Kavurmacı’nın mektubunda son dönemin “damat”ları üzerine düşündüren şu ifadeler dikkat çekiciydi:

Kayınpederimin Kadir Topbaş olması nedeniyle günah keçisi ilan edildim. Başka siyasilerin damatları ile karşılaştırıldım. Adeta kategorize edildim.”

Kavurmacı’nın sözlerinden Bülent Arınç ya da İsmail Kahraman’ın damatlarına gönderme yaptığı anlaşılıyordu. Ona göre “ak damatlar”ın günahlarının kefaretini, tasfiye edilmiş Topbaş’ın damadı olması sebebiyle kendisi çekiyordu.
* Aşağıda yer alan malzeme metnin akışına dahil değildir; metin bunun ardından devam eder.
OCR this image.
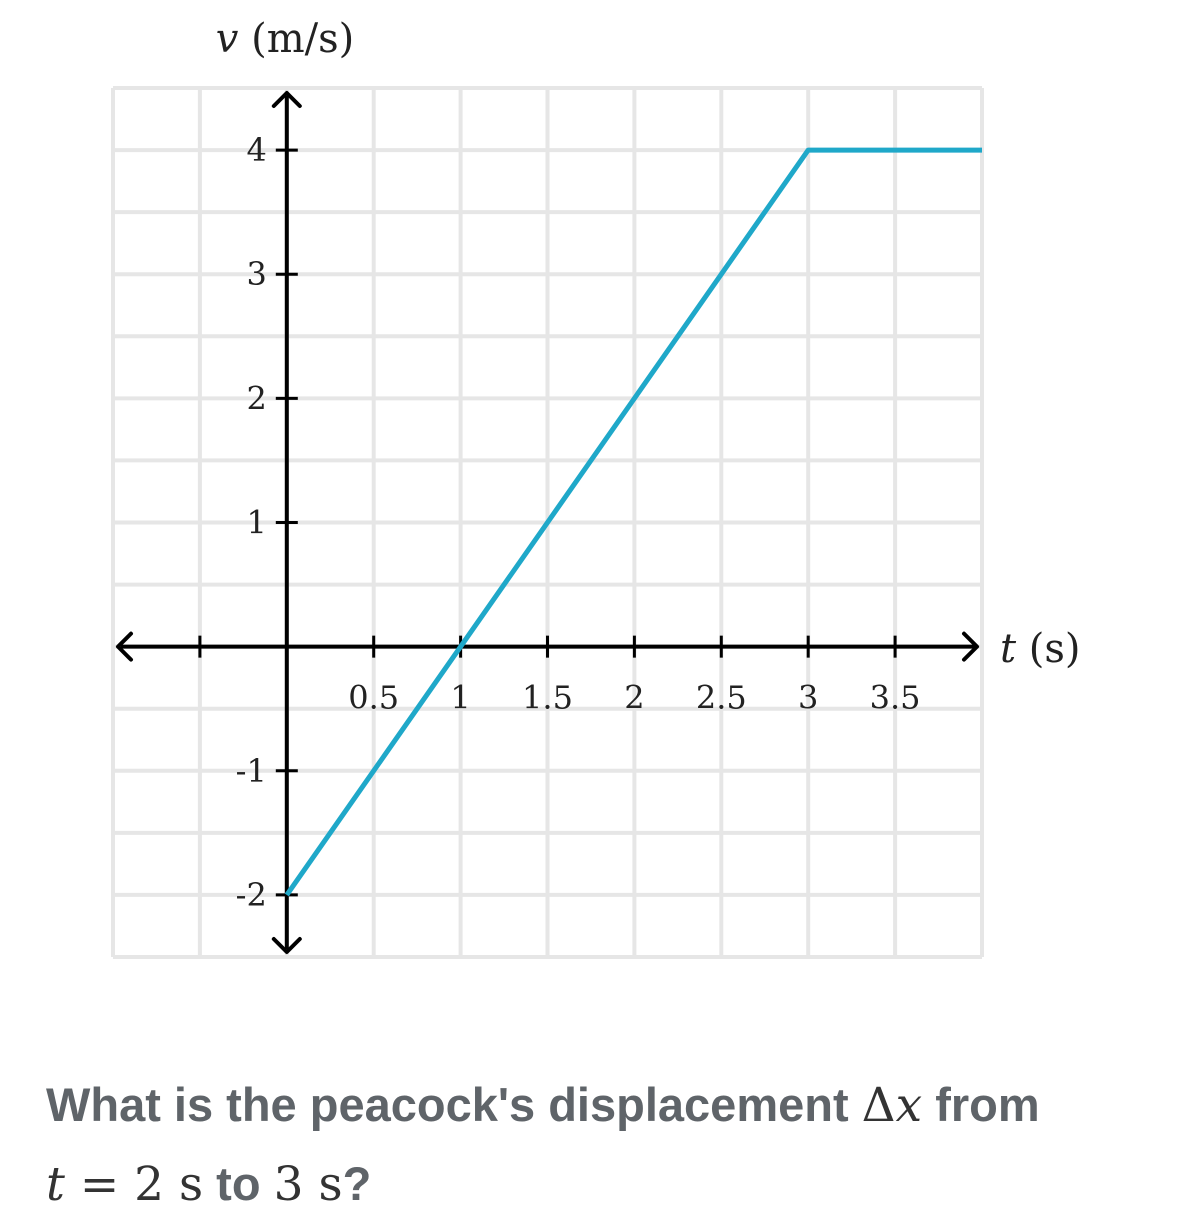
0.5 1 1.5 2 2.5 3 3.5
4
3
2
1
-1
-2
v (m/s)
t (s)
What is the peacock's displacement Δx from
t = 2 s to 3 s?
Hakkımdaki ezberlerin kamuoyu algısına dönüştüğünü ortaya koyacak” dediği 63 sayfada ise; mahkemeye gelen 30 tanığın lehine beyanları, Bank Asya’ya para yatırmadığını gösteren evraklar, epilepsi nöbetleri yaşadığını söyleyen raporlar, 24 Haziran 2014’te TUSKON’dan istifa ettiğini anlatan noter kaydı vardı.

Hesap hareketlerinin anlatıldığı bölümde şu kısım özel olarak dikkatimi çekti:

Türkiye Gençlik ve Eğitime Hizmet Vakfı’na (TÜRGEV) 18 Ocak 2015 tarihinde 1 milyon USD (2.448.200.00 TL) tutarında bağışta bulunulmuştur.”

Mektuplar uzayıp gidiyor.                                                                               

Sanki birlikte doğmuşlar gibi. Oysa mektup yazmanın geçmişi, hapishaneden çok daha eskiye dayanıyor. Bir “hürriyetsizleştirme cezası” olarak hapishanenin tarihini, çok zorlarsanız ancak 16. yüzyıldan başlatabiliyorsunuz. Yine de bugün en düzenli mektuplar hapishanelerde yazılıyor. 

Sanki duvarları yıksak tüm mektuplar altında kalacakmış gibi. Buna rağmen inanıyorum, insanlığın bütün suçlarından arındığı gün birbirimize yine mektuplar yazacağız ve o gün duvarlar olmayacak.